Mittlerweile müsse die «Pro»-Bewegung im Rechtsaußen-Lager jedoch als starke Kraft angesehen werden, sagt Häusler. Der Mitarbeiter der Arbeitsstelle Neonazismus der Fachhochschule Düsseldorf sieht gerade in der Kulturalisierung des Rassismus eine Gefahr. Wer bei einer Unterschriften-Aktion für die NPD unterschreibe, der wisse, dass er eine offen rechtsextreme Partei unterstütze. Zu harten rassistischen Themen lasse sich nur eine Minderheit mobilisieren. Für ein mögliches Verbot von Minaretten ließen sich jedoch mehr Menschen ansprechen.

«Über den Umweg der Kultur wird versucht, die klassische Parole 'Ausländer raus!' mehrheitsfähig zu machen», warnt Häusler. Für «Pro NRW», so heißt es aus dem NRW-Innenministerium, gebe es eine ganz simple Gleichung: «Minarette = Moscheen = Islam = Islamismus = islamischer Terrorismus». Eine ganze Glaubensgemeinschaft werde so unter Generalverdacht gestellt und für eine Vielzahl gesellschaftlicher Missstände und Bedrohungen verantwortlich gemacht.

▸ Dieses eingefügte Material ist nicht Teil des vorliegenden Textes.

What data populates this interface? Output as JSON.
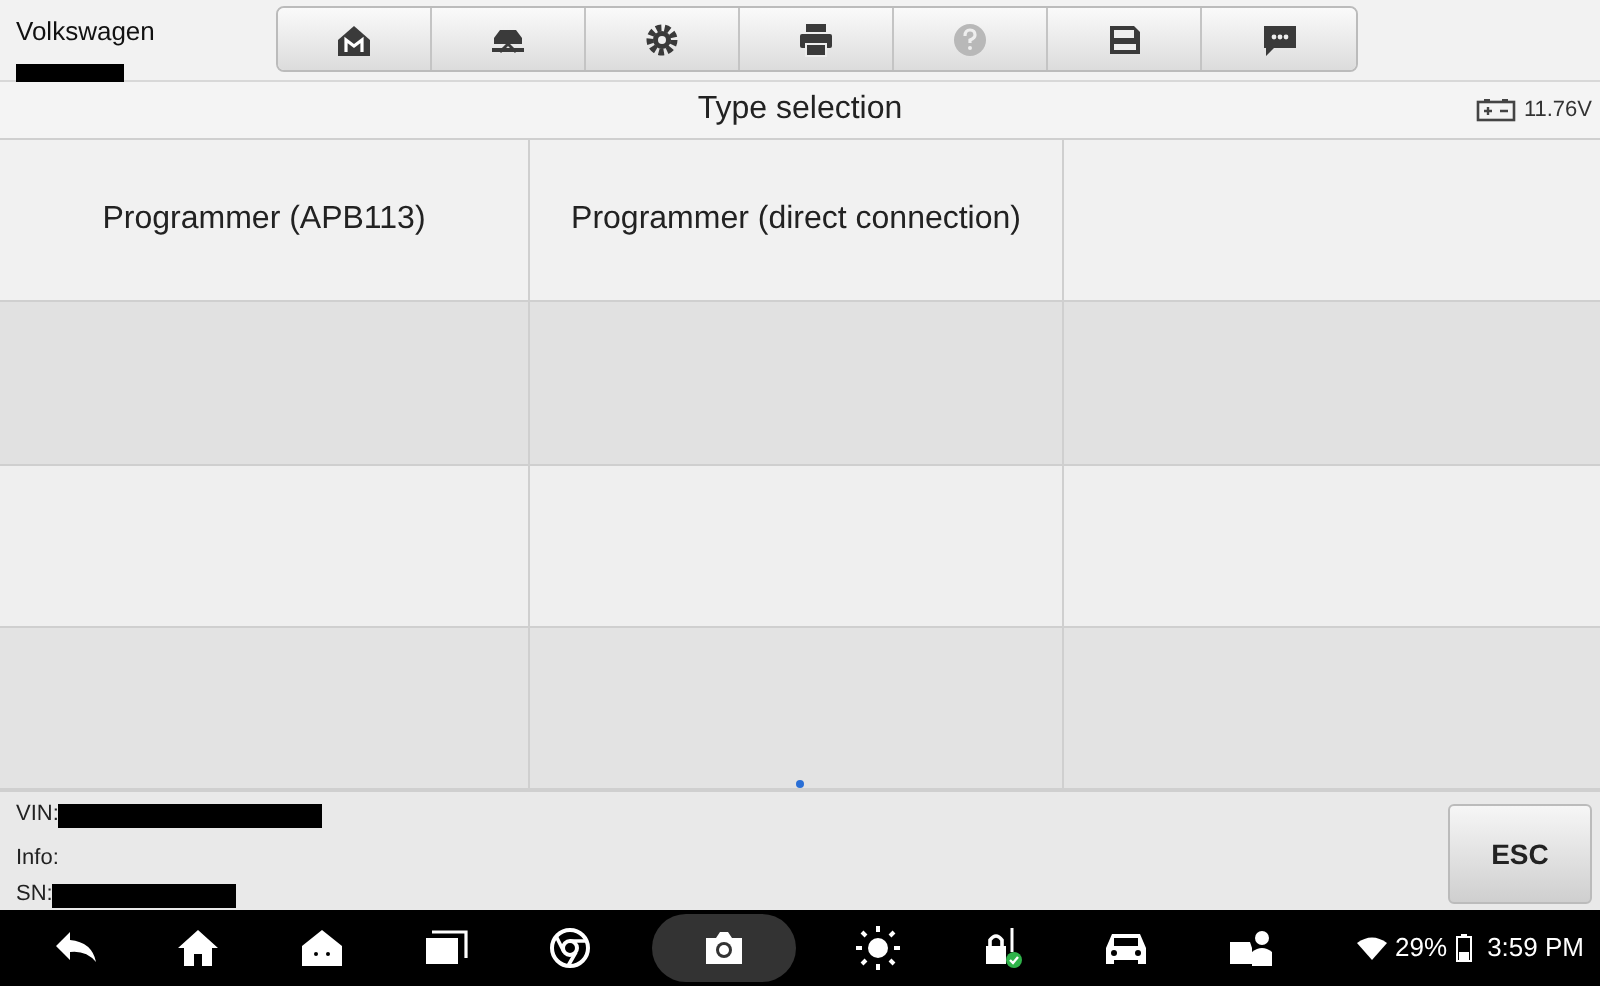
{
  "header": {
    "vehicle": "Volkswagen"
  },
  "toolbar": [
    {
      "disabled": false
    },
    {
      "disabled": false
    },
    {
      "disabled": false
    },
    {
      "disabled": false
    },
    {
      "disabled": true
    },
    {
      "disabled": false
    },
    {
      "disabled": false
    }
  ],
  "title_bar": {
    "title": "Type selection",
    "voltage": "11.76V"
  },
  "options": [
    {
      "label": "Programmer (APB113)"
    },
    {
      "label": "Programmer (direct connection)"
    }
  ],
  "info_panel": {
    "vin_label": "VIN:",
    "info_label": "Info:",
    "sn_label": "SN:",
    "esc_button": "ESC"
  },
  "nav_bar": {
    "buttons": [
      {
        "selected": false
      },
      {
        "selected": false
      },
      {
        "selected": false
      },
      {
        "selected": false
      },
      {
        "selected": false
      },
      {
        "selected": true
      },
      {
        "selected": false
      },
      {
        "selected": false
      },
      {
        "selected": false
      },
      {
        "selected": false
      }
    ],
    "battery": "29%",
    "time": "3:59 PM"
  }
}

«Pro NRW» nutze und instrumentalisiere die real existierenden Probleme und Ängste in der Bevölkerung, sagt Häusler. Doch an einer Lösung sei die Partei nicht interessiert. «Die wollen im Gegenteil durch eine Eskalation Wählerstimmen gewinnen. Es wird bewusst an der Eskalationsschraube gedreht.»

Der Parteivorsitzende ist anderer Meinung: «Wir provozieren niemanden», sagt Beisicht und verweist auf die Meinungsfreiheit. Es sei eine völlig normale Angelegenheit, dass der Sternmarsch gegen Minarette, zu der «Pro NRW» am Sonntag bis zu 2.000 Demonstranten erwartet, an der größten Moschee Deutschlands vorbeiführe.

Die Bösen, das sind die anderen: «Es kann nicht angehen, dass ein Großteil der Gegendemonstranten erklärt, unsere Veranstaltung unmöglich zu machen», sagt Beisicht. Damit meint er die symbolischen Straßensperren, die ein Bündnis aus Parteien, Gewerkschaften und Kirchen für den Sonntag als Gegendemonstration geplant hat. Die Partei inszeniere sich bewusst in der Opferrolle, kommentiert der Soziologe Häusler diese Äußerungen.

Ein reines Wegschauen aber helfe nicht, sagt der Rechtsextremismusforscher. Nur so habe die Partei eine Leerstelle beim Thema Islam besetzen und für sich nutzen können. Die Ängste der Bevölkerung vor einer Islamisierung müssten nicht verschwiegen, sondern ernst genommen werden. «Die demokratischen Parteien dürfen sich das Thema nicht vom Butterbrot nehmen lassen», sagt Häusler und verweist auf die Duisburger Moschee.

Denn gerade die Merkez-Moschee sei ein Musterbeispiel dafür, wie mit einer offenen Kommunikationspolitik den Menschen die Angst genommen werden können. «Deshalb ist es den Rechten dort nicht gelungen, Fuß zu fassen», sagt Häusler. Auch der Sternmarsch wird daran wohl nicht viel ändern.